Segundo o IBGE, quase 50 milhões de brasileiros sofrem com a falta de esgoto. Dados expõem as desigualdades regionais e de cor
Cerca de 49 milhões de brasileiros ainda vivem sem coleta de esgoto adequada no país, outros 4,8 milhões de pessoas estão sem acesso a água encanada e 1,18 milhão de brasileiros não têm banheiro, nem sequer um sanitário. Os dados fazem parte de um novo recorte do Censo Demográfico 2022, divulgado ontem pelo Instituto Brasileiro de Geografia e Estatística (IBGE).
A grande disparidade de cor ou raça na distribuição do saneamento expõe as mazelas da desigualdade social e racial. Entre as pessoas brancas, 83,5% tinham rede coletora de esgoto no domicílio. Proporção que cai para 75% entre pessoas pretas ou pardas. Em 3.505 municípios do país, de um total de 5.570, menos da metade da população mora em domicílios com coleta de esgoto. São 39 milhões que precisam despejar seus dejetos em fossas rudimentares ou buracos, e mais de 4 milhões têm rios, lagos ou o mar como destino de seu esgoto. O restante vai para valas ou outros tipos de locais de descarte não especificados.
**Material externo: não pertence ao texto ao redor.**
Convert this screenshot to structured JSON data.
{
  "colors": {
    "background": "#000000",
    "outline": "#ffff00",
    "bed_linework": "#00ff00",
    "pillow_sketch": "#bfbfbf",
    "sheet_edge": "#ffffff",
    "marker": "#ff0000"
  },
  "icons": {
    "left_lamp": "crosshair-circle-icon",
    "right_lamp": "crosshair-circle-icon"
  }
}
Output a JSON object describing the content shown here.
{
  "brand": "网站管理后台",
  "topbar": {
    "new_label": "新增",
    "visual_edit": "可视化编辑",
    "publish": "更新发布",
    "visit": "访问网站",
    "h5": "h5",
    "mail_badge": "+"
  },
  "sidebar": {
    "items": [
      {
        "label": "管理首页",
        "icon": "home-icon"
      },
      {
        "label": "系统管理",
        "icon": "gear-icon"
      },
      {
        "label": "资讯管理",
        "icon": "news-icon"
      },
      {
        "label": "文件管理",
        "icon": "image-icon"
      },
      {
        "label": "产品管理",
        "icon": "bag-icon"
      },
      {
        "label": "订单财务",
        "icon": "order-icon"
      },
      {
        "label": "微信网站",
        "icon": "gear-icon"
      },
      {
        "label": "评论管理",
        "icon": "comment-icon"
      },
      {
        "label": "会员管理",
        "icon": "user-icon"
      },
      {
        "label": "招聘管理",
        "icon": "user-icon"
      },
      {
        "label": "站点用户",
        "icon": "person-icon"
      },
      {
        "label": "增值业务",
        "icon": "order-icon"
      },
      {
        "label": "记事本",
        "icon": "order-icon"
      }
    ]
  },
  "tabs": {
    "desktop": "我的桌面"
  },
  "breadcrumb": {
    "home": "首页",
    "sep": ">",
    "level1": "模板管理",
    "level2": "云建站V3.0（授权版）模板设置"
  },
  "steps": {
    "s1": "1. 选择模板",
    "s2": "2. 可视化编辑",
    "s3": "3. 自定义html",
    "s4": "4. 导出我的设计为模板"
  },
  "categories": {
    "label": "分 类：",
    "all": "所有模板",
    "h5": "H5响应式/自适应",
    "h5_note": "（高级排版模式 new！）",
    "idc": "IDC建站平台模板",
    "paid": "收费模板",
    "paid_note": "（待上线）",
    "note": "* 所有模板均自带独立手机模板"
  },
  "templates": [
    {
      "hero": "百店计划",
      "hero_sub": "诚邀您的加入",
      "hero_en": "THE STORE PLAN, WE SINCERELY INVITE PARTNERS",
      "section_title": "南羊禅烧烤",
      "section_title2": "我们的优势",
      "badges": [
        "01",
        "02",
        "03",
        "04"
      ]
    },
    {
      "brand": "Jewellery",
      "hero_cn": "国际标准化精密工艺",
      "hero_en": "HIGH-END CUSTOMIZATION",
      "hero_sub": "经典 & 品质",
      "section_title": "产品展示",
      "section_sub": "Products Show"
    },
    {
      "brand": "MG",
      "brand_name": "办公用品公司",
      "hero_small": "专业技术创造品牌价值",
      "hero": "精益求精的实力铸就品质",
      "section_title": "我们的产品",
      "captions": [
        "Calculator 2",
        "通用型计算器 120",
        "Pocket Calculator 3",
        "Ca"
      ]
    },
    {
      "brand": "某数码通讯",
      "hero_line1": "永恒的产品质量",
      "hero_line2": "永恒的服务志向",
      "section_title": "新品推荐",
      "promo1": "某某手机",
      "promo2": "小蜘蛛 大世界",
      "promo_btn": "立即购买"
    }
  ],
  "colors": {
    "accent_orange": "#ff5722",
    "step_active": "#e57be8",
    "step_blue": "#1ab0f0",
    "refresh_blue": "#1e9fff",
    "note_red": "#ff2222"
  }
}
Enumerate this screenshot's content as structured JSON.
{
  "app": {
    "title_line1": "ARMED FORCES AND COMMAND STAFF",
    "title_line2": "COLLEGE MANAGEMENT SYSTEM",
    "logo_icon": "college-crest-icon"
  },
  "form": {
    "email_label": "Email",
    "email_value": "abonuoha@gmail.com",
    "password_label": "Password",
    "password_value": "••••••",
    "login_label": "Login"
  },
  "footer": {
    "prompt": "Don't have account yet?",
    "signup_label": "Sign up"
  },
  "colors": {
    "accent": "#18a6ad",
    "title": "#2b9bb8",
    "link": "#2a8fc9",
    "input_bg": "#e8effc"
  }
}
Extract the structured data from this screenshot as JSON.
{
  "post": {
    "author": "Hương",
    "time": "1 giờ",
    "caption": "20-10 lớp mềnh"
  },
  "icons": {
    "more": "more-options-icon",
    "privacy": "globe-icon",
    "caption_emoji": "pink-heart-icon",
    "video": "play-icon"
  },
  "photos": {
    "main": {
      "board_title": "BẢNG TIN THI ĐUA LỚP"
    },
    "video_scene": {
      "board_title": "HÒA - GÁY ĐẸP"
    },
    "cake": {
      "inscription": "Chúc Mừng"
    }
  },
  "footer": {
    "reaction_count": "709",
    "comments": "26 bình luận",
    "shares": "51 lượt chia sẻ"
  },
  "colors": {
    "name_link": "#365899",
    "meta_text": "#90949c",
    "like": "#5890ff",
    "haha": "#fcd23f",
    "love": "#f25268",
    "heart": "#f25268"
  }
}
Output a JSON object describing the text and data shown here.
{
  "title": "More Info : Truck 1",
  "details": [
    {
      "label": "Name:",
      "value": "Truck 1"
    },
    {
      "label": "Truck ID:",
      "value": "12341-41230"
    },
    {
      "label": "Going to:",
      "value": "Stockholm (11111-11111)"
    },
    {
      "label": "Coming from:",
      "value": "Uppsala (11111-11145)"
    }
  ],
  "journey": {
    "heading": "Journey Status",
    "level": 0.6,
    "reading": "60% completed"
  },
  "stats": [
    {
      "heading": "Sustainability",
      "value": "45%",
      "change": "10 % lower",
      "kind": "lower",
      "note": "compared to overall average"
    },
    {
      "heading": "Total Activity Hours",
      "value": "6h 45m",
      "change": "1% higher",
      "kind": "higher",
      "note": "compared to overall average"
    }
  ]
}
Segundo o analista da pesquisa, Bruno Perez, entre os serviços que compõem o saneamento básico, a coleta de esgoto é o mais difícil, pois demanda uma estrutura mais cara do que os demais. “O Censo 2022 reflete isso, mostrando expansão do esgotamento sanitário no Brasil, porém com uma cobertura ainda inferior à da distribuição de água e à da coleta de lixo”, explicou. Apesar do quadro negativo, o país vem melhorando a cobertura de saneamento nas últimas décadas. Em 2010, 64,5% da população tinha acesso a esgotamento sanitário e essa proporção subiu para 75,7% em 2022. Além disso, pela primeira vez, o Nordeste registrou uma taxa de mais de 50% da população com saneamento adequado. O número saltou de 43,2% para 58,1%.
Esse avanço é atribuído por especialistas a fatores como o aumento dos investimentos privados, impulsionados pelas privatizações, além da maior aplicação de recursos públicos e o ganho de renda da população. Por outro lado, a estatística ainda está aquém das metas do Marco do Saneamento, aprovado em 2020, como apontou Luana Pretto, presidente-executiva do Instituto Trata Brasil.
“Em 12 anos foram 10 pontos percentuais em coleta e tratamento de esgoto. Isso dá menos de 1% ao ano, então se fossemos projetar esse dado para o futuro, demoraria mais de 30 anos para que tivéssemos 90% de coleta e tratamento de esgoto, enquanto o Marco Legal estabelece que essa meta tem que ser atingida em 2033, ou seja, daqui a nove anos”, destacou. Disparidade Embora todas as categorias tenham apresentado melhora nos índices em relação ao último Censo, realizado em 2010, os dados revelam um abismo social entre brasileiros de acordo com a região em que vivem, a cor da pele e a idade que têm.
As pessoas amarelas, seguidas de brancas, apresentam as maiores proporções de domicílios com conexão a redes de serviços de saneamento básico e maior proporção de presença de instalações sanitárias nas casas. As pessoas pretas, pardas e indígenas têm proporções menores. A presidente do Instituto Trata Brasil ressaltou ainda a desigualdade regional. “As regiões Norte e Nordeste são as mais carentes em termos de saneamento básico. São regiões que historicamente vêm investindo menos em saneamento básico do que o restante do país”, disse.Segundo ela, nessas regiões, principalmente, são usados métodos alternativos, como o uso de caminhões pipa, que são um grande risco para a saúde.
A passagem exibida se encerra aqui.